Today, test scores in reading skills have dipped among preteens. Literacy is one of the most important tools and gifts that we can ensure is passed on to our children, along with the (related) ability to engage in dialogue and critical thinking about complicated and important ideas — free access to libraries and to reading materials of all kinds promotes both. To me, the danger isn’t what kids are reading (if you’re curious, ask ’em!). The danger is that they might not be reading at all.
I have a degree in Psychology although am not a psychologist. “…a deeper understanding…” is spot on! As an avid reader, my interest in human nature, my education and my lifelong curiosity have been immensely helpful in developing tolerance, compassion, and never ending curiosity and enlightenment!
Well said and thank you! The so-called controversial books I’ve read over my 70+ years have made me stronger as a thinker, more compassionate as a human and more understanding of the diverse and complicated history that is ours to learn and grow from, through books.
Like you, I grew up in a small community (Pine Bluffs) and read every baseball-related book when I was 13. “Ball Four” was edgy for a youngster and opened my eyes. Then I started reading every science fiction book in the library. Asimov was tougher to absorb than Heinlein. William Rice Burroughs was next. Animal Farm was assigned reading in High School. I have a bookshelf full of very diverse subjects. Maybe I will get a chance to share them with that same library when I pass.

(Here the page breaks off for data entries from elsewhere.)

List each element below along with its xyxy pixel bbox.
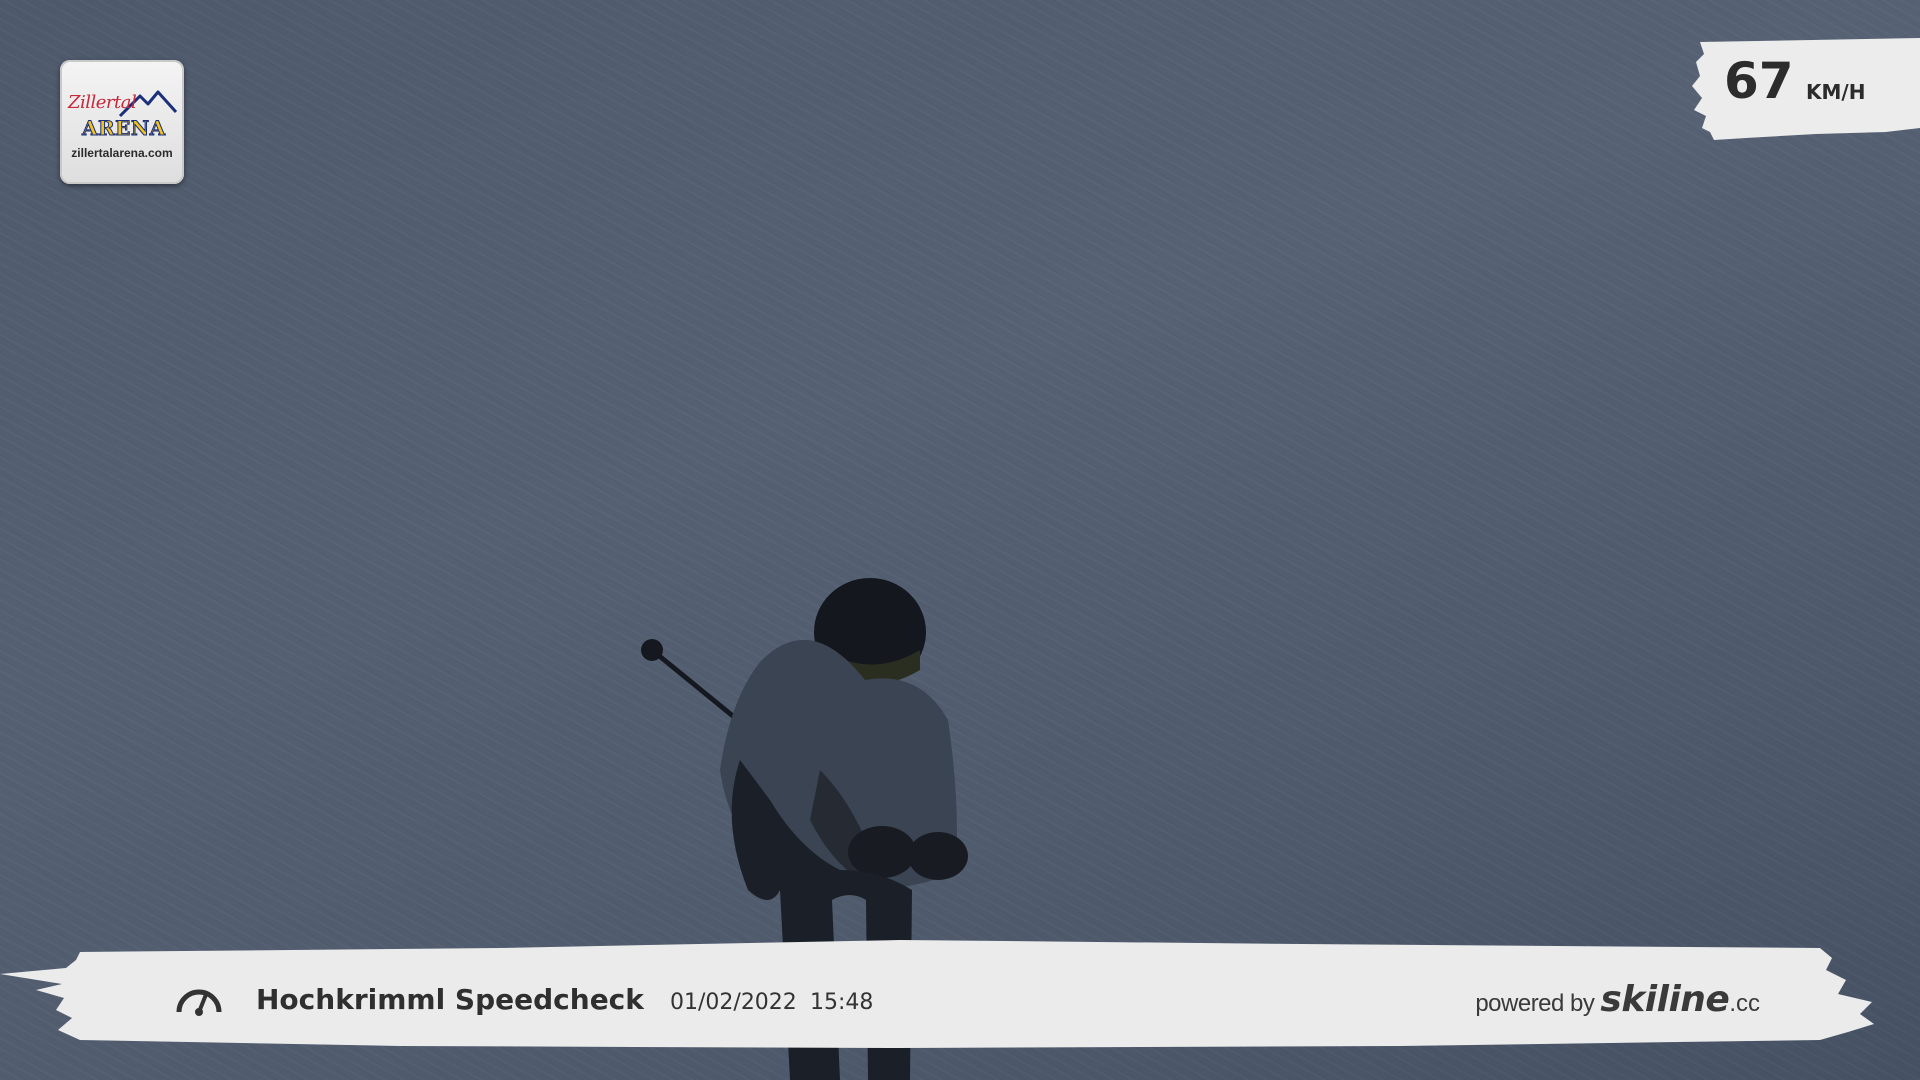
logo-url: zillertalarena.com [71, 146, 173, 160]
logo-arena-text: ARENA [82, 116, 166, 141]
speed-value: 67 [1724, 52, 1794, 110]
speedometer-icon [176, 989, 222, 1016]
logo-script-text: Zillertal [68, 92, 137, 113]
video-frame: Zillertal ARENA zillertalarena.com 67 KM… [0, 0, 1920, 1080]
powered-by-label: powered by [1475, 990, 1595, 1017]
skiline-tld: .cc [1729, 990, 1760, 1017]
zillertal-arena-logo: Zillertal ARENA zillertalarena.com [60, 60, 184, 184]
speed-badge-background [1692, 38, 1920, 140]
speedcheck-banner: Hochkrimml Speedcheck 01/02/2022 15:48 p… [0, 918, 1920, 1058]
powered-by-skiline: powered by skiline.cc [1475, 982, 1760, 1018]
speed-badge: 67 KM/H [1686, 36, 1920, 140]
time-text: 15:48 [810, 990, 874, 1015]
location-title: Hochkrimml Speedcheck [256, 983, 644, 1016]
speed-unit: KM/H [1806, 80, 1866, 104]
skiline-brand: skiline [1600, 979, 1730, 1020]
date-text: 01/02/2022 [670, 990, 797, 1015]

Controlling, not only what our children read or are taught, but also brainwashing adults, is shaping our society into a dictatorship. At all levels of the human experience we need to be encouraged to develop our higher level thinking skills to be critical thinkers.

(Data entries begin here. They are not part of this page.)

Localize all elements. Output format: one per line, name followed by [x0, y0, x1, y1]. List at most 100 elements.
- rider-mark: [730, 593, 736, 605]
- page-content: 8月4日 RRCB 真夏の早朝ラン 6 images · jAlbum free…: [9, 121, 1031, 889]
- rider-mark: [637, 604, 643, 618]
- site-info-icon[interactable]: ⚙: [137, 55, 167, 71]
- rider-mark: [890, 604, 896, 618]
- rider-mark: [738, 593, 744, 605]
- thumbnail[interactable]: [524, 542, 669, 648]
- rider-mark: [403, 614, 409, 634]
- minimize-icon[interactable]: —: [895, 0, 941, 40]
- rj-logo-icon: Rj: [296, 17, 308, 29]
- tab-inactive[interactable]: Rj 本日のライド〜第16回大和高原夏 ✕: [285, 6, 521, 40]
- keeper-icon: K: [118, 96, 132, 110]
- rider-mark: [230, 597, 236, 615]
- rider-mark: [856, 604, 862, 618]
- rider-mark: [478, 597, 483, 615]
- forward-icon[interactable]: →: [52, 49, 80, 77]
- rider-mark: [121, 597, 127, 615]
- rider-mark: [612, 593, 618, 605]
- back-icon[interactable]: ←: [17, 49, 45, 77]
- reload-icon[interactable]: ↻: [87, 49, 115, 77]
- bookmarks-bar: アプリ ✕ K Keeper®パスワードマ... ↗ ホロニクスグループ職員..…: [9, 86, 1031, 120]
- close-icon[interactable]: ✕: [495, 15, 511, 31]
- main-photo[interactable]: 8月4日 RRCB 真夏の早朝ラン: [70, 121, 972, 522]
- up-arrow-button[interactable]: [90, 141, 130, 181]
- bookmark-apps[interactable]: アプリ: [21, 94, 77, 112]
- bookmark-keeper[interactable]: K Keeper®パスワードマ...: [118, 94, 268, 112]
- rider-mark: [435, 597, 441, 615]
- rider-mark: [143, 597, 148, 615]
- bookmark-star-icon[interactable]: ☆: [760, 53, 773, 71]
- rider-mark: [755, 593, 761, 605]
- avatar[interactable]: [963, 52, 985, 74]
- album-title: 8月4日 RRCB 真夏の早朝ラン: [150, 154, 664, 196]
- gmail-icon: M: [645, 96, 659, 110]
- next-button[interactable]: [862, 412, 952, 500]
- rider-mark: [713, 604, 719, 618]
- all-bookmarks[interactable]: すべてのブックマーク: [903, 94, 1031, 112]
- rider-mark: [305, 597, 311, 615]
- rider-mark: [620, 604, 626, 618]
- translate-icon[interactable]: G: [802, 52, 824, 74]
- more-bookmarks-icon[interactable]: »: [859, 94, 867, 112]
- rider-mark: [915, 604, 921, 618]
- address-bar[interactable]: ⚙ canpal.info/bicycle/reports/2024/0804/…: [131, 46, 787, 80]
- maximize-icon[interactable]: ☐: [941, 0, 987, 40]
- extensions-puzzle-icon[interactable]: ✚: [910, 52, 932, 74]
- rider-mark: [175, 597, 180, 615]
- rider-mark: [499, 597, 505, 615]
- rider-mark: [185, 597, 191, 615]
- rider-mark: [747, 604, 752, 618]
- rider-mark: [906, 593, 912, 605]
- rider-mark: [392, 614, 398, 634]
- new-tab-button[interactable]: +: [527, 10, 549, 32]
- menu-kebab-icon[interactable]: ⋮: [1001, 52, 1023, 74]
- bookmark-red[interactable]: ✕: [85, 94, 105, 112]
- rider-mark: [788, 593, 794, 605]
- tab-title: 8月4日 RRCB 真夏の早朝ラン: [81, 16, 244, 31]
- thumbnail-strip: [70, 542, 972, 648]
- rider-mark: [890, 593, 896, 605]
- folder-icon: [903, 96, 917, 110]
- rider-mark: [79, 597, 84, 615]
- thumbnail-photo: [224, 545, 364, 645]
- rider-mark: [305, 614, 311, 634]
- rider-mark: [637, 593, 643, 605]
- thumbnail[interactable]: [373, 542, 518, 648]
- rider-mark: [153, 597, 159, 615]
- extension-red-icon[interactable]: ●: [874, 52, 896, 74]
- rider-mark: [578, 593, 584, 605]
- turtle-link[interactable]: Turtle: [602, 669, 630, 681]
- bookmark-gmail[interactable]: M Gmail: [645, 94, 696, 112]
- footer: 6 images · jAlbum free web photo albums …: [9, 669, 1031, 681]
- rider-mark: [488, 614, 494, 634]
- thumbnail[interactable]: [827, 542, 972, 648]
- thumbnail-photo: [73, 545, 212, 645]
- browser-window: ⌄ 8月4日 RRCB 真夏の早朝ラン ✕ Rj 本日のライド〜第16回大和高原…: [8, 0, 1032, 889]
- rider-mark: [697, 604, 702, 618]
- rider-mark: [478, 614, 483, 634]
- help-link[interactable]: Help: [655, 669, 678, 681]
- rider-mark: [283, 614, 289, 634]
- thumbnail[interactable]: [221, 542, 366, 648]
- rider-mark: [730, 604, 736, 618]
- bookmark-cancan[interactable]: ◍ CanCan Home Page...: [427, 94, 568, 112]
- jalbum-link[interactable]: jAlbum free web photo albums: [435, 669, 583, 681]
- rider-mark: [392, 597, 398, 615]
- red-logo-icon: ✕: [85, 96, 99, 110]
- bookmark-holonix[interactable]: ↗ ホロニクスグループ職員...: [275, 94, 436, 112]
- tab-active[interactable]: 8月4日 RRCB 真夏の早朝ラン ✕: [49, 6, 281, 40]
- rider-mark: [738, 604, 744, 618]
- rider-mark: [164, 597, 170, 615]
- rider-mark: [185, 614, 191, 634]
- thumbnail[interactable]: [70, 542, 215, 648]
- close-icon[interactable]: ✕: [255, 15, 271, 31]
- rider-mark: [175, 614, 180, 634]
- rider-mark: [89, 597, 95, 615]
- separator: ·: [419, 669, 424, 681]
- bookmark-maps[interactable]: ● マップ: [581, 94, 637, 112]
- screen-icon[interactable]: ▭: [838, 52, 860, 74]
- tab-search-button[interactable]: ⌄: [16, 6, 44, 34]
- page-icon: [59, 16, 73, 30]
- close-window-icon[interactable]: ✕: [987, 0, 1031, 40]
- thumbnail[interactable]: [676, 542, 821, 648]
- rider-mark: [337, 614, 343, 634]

Thank you for this thoughtful essay. Attacks on books like The Diary of Anne Frank are abhorrent. My parents also encouraged us to read widely, and like you, books were my friends and my worlds – and still are. I enjoy your poetry, and recall with pleasure when you read some of your angel poems to the Jackson poetry group several years ago.

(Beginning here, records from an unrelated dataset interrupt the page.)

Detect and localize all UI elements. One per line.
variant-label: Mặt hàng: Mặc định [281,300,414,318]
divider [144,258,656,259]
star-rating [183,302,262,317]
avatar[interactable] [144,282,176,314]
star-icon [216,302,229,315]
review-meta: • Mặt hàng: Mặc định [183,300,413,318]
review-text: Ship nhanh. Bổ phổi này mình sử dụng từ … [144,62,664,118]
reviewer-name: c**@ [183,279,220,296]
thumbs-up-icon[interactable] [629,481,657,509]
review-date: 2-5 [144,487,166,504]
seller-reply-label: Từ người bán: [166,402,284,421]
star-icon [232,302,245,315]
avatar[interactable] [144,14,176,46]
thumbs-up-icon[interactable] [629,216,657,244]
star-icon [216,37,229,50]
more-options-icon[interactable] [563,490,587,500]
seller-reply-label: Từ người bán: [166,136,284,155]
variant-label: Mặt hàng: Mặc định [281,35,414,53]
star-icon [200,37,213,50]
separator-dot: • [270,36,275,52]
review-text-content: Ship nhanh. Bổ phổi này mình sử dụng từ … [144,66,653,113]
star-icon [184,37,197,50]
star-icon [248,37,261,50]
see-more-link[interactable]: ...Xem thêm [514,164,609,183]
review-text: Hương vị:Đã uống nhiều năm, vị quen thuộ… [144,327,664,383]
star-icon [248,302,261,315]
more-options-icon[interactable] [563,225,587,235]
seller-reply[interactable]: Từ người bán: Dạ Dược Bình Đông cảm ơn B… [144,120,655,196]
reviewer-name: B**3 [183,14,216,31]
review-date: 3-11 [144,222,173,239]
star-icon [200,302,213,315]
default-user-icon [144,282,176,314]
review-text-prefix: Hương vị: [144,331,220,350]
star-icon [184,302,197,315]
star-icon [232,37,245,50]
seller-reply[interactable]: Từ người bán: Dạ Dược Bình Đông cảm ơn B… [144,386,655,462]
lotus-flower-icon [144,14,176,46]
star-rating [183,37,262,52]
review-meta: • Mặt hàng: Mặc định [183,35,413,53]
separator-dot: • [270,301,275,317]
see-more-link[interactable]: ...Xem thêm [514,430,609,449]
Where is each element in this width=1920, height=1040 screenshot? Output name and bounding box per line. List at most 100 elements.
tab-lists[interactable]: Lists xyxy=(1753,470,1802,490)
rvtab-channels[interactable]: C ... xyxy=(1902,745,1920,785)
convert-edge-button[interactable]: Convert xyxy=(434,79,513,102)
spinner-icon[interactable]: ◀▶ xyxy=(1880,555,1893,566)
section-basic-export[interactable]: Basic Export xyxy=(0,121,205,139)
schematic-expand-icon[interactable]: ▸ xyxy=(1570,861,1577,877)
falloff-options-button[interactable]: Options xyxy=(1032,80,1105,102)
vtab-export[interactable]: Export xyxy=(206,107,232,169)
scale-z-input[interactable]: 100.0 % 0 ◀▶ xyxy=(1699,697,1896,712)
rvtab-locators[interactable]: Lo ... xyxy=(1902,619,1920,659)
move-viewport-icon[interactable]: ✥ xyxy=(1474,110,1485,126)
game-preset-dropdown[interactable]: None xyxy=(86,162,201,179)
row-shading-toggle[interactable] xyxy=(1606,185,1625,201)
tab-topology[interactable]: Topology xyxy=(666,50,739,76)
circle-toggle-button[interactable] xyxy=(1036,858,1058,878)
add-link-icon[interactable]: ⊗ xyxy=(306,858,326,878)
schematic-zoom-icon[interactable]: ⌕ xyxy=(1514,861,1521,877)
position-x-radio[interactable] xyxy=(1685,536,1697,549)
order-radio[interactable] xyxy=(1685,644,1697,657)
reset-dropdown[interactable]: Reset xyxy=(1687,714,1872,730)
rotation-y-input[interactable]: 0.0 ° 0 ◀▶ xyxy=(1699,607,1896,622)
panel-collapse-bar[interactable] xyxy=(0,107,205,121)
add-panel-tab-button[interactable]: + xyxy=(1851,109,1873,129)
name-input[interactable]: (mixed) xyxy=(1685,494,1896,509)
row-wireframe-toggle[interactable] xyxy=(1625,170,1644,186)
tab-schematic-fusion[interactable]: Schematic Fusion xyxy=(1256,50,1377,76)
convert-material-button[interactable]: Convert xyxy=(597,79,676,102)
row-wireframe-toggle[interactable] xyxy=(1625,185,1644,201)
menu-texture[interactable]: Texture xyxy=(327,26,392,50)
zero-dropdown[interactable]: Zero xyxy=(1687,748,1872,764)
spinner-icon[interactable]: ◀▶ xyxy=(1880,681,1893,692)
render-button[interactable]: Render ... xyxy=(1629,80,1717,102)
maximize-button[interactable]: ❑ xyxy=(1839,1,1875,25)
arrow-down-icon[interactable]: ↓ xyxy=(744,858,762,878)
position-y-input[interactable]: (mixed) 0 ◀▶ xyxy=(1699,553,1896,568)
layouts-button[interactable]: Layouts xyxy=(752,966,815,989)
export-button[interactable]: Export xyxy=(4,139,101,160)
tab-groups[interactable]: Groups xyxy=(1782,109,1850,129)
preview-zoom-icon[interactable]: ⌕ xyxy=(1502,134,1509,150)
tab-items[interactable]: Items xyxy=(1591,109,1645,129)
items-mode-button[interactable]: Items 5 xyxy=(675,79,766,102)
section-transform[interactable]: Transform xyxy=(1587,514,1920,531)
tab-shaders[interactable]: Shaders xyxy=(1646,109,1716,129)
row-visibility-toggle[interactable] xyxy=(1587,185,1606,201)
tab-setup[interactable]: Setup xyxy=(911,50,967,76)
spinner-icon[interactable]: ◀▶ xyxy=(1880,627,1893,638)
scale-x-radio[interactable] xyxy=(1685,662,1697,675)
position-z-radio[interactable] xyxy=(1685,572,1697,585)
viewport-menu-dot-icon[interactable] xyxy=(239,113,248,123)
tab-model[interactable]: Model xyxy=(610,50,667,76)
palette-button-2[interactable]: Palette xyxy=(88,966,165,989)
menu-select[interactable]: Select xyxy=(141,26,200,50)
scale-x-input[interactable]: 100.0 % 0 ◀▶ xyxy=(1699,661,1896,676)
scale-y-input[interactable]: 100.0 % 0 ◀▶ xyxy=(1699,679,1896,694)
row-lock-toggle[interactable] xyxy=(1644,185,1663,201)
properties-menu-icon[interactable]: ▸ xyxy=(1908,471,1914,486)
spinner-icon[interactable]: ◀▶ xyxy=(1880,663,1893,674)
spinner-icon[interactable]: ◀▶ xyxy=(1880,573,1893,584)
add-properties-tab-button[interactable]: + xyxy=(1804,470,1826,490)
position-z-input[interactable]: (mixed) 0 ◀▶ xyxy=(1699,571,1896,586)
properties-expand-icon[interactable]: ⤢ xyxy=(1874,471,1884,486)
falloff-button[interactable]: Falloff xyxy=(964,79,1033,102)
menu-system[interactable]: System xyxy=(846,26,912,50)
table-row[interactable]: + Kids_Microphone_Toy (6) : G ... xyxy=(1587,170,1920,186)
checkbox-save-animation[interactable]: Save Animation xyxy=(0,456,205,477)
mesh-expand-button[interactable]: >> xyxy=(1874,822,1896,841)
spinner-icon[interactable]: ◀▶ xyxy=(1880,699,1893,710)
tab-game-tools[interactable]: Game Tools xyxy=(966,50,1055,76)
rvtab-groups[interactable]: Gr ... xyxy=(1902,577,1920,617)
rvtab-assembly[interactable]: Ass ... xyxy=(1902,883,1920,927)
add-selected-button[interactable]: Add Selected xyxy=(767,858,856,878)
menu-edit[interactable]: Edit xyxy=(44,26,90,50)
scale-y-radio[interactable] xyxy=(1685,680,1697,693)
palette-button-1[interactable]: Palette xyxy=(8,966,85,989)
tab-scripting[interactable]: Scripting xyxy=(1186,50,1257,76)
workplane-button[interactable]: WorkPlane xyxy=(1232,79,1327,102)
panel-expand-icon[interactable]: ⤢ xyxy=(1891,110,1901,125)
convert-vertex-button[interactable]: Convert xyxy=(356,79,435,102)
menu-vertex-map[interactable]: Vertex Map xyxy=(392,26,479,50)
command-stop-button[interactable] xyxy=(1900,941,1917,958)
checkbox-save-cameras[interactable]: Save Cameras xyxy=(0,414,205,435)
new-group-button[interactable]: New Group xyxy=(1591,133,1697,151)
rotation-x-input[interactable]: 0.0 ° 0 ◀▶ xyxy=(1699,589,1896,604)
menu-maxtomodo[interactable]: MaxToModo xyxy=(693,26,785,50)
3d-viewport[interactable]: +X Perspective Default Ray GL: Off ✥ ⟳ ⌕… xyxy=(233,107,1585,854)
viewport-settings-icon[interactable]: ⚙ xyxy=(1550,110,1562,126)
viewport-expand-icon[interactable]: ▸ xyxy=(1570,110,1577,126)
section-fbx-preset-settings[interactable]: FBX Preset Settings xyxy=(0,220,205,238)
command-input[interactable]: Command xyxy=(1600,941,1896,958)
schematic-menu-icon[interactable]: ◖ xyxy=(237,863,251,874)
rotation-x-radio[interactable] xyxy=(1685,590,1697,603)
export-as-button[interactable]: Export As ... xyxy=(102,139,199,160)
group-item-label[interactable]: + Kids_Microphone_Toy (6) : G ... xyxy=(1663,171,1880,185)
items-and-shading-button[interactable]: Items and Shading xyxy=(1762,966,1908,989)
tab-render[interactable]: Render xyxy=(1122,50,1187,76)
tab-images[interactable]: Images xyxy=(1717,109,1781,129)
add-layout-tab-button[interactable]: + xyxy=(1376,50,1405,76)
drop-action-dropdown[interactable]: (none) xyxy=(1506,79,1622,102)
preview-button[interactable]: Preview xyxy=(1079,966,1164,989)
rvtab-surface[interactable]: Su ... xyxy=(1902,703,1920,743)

This was not the same “Diary of Anne Frank” as typically read by students, including myself in junior high. A quick Google search will confirm that, “A Texas teacher was fired for assigning students to read an unapproved graphic novel adaptation of Anne Frank’s diary.” Empasis on: “An unapproved graphic novel adaptation”.
Well written. It is good to read opposing viewpoints. If your own convictions are strong, you will not change your mind, but you might understand others better. If your convictions are weak, you can learn something and maybe change your mind. Both are good things.
Your Mother and mine were similar thinkers. At the very same age as you I was already a voracious reader, well known at the library. When I attempted to check out “ Exodus “ the librarian refused, saying the material was unsuitable for a child. My Mother went back to the library with me later in the day. She explained to the librarian that if I was intelligent enough to want to read a book, then I should be allowed to do so.
There is or was a move by the Crook County School Board to assume the responsibility of monitoring challenged books and curricular materials recently. Six either current and former librarians, which included myself, presented papers that opposed that move which would have taken that responsibility away from an already established library panel composed of seven members (certified librarian, principal, an elementary and secondary teacher and three members from the community. They tabled that move for the present.
Well said. Perhaps we all should be reading banned books to learn what it is that some people do not want us to contemplate. We should do all we can to keep and support our local libraries, now under attack, that open the doors for children and adults in our quest for understanding and truth.
Well said and written. The truth!
Knowledge is power, and those who don’t have any try to control others from gaining it . And I can not understand why.